Meru bertanya dengan
ekspresi tercengang di depan Laila yang telah mendapatkan kembali ketenangannya
di pemberhentian Hayate . Tampaknya yang tertarik
pada Meru dalam penjelasan Laila adalah itu.
“Laila memesan mesin dan
kemudian memodifikasi mereka untuk meningkatkan kinerja mereka sesuai dengan
standarnya sendiri. Yang di
sini semuanya dimodifikasi. ”
"..."
Dikenakan oleh semua
kejutan, Meru tidak melakukan apa pun kecuali berkedip. Tidak peduli berapa kali
dia berkedip, adegannya tidak berubah, jadi itu bukan mimpi. Dia pikir dia mungkin
seorang jenius, tetapi dia terkejut bahwa dia adalah anggota dengan kepribadian
yang sangat unik ini.
"Bagaimana itu? Apakah ini membuat Anda ingin
bergabung dengan dewan siswa sedikit? "
Hayate berbalik untuk menghadapi
Meru dan bertanya. Meru
menggeleng ke samping dengan penuh semangat.
"Daripada itu, aku
ingin bergabung lebih sedikit lagi."
“Itu sangat disayangkan. Tapi, filosofi saya
adalah bahwa setelah saya mengundang seseorang, saya tidak akan kembali atau
menarik undangannya. ”
"Itu adalah filosofi
yang benar-benar tidak meninggalkan jalan terbuka."
Meru dengan ringan
menepisnya dengan jawaban dan Hayate segera duduk di kursi di
dekatnya, menyilangkan lengannya.
“Selain itu, kamu juga
melihat, kan, Meru? Karena
itu Anda, saya memberi Anda undangan, tetapi tampaknya mereka salah paham dan
berpikir bahwa dewan siswa sedang merekrut.Seperti yang Anda lihat, ini adalah
krisis manajemen untuk OSIS. ”
"Jangan membuatnya
terdengar seperti itu salahku."
Ketika Meru berbalik
dengan bibirnya mengerucut, Hayate memanggil namanya lagi.
"Meru."
"…Apa."
Dengan wajah kesal, Meru
melihat dari balik bahu ke arah Hayate . Dia tidak memiliki
firasat yang baik.
"Aku mau kamu, hanya Anda, untuk menjadi
seorang eksekutif. Begitu…"
"Begitu?"
Meru mendesaknya untuk
melanjutkan dan sudut mulut Hayate terangkat riang.

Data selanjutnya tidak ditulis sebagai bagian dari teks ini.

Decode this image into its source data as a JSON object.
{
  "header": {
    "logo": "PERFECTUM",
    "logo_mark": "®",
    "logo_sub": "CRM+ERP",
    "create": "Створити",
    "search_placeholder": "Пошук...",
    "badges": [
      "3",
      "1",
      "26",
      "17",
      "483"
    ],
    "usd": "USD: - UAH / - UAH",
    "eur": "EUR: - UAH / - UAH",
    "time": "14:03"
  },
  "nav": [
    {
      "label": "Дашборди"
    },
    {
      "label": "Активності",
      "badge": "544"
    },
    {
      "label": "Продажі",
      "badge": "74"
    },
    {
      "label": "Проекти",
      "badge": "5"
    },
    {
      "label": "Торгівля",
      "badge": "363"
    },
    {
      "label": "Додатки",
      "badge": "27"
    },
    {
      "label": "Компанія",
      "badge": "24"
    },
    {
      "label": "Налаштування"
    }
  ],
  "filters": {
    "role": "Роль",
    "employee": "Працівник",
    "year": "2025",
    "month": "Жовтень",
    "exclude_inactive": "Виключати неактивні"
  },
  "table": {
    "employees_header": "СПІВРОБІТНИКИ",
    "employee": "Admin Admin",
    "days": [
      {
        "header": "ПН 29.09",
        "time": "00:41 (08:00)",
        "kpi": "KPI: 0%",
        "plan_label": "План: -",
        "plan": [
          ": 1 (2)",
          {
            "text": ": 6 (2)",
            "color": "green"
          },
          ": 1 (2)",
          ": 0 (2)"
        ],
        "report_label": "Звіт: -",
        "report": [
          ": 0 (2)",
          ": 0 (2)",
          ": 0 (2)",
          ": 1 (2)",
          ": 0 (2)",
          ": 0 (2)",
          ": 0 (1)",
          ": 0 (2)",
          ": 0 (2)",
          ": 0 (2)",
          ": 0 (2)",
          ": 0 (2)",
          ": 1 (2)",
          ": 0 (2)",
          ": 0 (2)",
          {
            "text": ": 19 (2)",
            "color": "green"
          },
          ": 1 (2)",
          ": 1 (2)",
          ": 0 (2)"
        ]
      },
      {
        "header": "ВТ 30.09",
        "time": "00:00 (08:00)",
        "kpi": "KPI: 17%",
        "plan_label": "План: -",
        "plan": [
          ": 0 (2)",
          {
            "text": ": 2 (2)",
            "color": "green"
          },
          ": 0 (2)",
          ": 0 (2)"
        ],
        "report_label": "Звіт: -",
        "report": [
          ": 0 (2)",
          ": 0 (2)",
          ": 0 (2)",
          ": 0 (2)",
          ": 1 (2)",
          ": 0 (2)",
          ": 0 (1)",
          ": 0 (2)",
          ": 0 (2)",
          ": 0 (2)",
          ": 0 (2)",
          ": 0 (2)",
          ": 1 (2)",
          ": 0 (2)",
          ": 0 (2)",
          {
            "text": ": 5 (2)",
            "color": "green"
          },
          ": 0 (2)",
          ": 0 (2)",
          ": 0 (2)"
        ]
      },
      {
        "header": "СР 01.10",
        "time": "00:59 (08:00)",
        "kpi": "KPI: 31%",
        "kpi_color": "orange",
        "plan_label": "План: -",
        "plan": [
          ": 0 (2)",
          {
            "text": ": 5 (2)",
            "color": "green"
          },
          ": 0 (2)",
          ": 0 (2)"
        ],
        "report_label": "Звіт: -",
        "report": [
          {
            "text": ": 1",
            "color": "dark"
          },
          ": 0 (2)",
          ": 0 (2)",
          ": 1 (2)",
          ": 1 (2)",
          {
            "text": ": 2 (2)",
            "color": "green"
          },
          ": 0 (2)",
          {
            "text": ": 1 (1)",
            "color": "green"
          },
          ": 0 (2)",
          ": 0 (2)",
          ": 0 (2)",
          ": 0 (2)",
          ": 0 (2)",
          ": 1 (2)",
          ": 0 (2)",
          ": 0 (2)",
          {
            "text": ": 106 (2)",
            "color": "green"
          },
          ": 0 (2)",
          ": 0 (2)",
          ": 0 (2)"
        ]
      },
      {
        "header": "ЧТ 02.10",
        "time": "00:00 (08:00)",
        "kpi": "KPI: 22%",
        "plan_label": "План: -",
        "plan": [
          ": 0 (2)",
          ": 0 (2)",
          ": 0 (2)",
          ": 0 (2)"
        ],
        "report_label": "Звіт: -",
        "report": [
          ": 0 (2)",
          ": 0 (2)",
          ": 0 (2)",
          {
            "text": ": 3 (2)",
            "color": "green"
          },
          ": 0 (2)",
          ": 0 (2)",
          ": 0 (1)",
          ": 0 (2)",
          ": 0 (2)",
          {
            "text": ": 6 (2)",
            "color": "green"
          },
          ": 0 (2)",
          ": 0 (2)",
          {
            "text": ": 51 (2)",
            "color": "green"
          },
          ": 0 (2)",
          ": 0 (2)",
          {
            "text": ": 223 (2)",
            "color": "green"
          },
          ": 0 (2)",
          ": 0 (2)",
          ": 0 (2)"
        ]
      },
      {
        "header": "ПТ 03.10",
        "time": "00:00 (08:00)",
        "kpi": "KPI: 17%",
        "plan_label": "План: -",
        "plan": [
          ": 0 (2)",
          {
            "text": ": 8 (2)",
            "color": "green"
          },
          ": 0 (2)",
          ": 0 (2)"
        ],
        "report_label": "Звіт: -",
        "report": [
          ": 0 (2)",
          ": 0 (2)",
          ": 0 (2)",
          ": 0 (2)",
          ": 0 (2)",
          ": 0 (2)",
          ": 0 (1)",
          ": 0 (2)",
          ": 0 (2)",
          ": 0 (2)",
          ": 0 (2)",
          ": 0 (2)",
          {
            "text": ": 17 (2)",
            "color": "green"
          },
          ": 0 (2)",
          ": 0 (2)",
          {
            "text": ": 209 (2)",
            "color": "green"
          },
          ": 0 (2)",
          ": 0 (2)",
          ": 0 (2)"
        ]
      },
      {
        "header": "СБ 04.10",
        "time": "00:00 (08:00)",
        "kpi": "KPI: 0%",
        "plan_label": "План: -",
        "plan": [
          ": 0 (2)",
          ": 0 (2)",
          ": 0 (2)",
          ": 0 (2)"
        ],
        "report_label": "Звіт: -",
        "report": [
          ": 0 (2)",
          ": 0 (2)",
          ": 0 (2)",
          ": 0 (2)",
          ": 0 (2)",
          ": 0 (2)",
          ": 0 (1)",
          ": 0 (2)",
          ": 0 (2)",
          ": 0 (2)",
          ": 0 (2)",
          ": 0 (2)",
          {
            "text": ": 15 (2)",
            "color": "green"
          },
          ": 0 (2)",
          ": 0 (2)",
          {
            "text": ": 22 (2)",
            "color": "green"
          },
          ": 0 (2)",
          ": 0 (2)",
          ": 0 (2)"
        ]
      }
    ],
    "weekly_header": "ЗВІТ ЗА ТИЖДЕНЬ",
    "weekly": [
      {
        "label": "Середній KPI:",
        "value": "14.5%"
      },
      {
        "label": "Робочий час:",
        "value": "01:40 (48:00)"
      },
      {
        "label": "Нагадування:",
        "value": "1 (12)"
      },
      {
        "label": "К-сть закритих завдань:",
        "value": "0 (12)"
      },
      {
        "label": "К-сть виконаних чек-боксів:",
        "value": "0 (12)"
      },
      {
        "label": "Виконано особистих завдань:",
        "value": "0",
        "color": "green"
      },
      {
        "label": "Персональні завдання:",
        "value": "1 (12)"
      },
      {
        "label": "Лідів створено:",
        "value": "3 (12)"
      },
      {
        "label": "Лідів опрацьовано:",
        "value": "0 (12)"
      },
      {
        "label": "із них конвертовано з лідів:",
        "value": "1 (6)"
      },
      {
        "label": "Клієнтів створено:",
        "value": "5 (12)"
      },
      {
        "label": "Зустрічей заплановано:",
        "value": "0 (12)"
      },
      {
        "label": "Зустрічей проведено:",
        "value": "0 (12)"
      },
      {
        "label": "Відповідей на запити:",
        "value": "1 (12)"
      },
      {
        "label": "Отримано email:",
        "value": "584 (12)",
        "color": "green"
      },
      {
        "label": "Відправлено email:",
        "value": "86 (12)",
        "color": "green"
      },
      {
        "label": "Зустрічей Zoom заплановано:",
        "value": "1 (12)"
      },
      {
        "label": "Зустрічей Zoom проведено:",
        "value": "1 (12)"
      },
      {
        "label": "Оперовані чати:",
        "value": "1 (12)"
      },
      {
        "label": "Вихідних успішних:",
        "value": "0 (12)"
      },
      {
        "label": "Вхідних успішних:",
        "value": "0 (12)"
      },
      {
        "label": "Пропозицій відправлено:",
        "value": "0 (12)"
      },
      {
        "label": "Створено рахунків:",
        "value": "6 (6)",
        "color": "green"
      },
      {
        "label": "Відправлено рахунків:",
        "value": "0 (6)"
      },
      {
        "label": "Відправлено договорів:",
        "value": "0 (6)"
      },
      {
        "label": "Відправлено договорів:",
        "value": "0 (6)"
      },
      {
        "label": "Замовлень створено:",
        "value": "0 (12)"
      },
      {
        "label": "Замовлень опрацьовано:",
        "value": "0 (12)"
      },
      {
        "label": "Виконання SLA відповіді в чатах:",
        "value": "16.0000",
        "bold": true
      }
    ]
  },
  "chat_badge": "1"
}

"Maukah kamu bermain satu pertandingan dengan kami?"
"Maukah kamu bermain satu pertandingan dengan kami?"
"…Hah?"
ーー Kejadian
ini adalah meningkatnya tirai pada perubahan besar dalam hidup Meru 's.
1 Yuuri berbicara dengan cara
yang sangat kasar. Seperti,
sangat kasar. Dan di
sini, dia hanya mengutuk pada dasarnya dari apa yang bisa saya katakan ??? Jadi saya hanya pergi
dengan beberapa barang. Anda
mendapatkan ide itu.
<Catatan TN>
TN Notes terasa sangat berlebihan. Maksud saya, TN singkatan penerjemah (kan ? ... benar ??), jadi secara teknis tidak, tapi tetap saja. Masih terasa seperti Mesin ATM. Atau sesuatu.
TN Notes terasa sangat berlebihan. Maksud saya, TN singkatan penerjemah (kan ? ... benar ??), jadi secara teknis tidak, tapi tetap saja. Masih terasa seperti Mesin ATM. Atau sesuatu.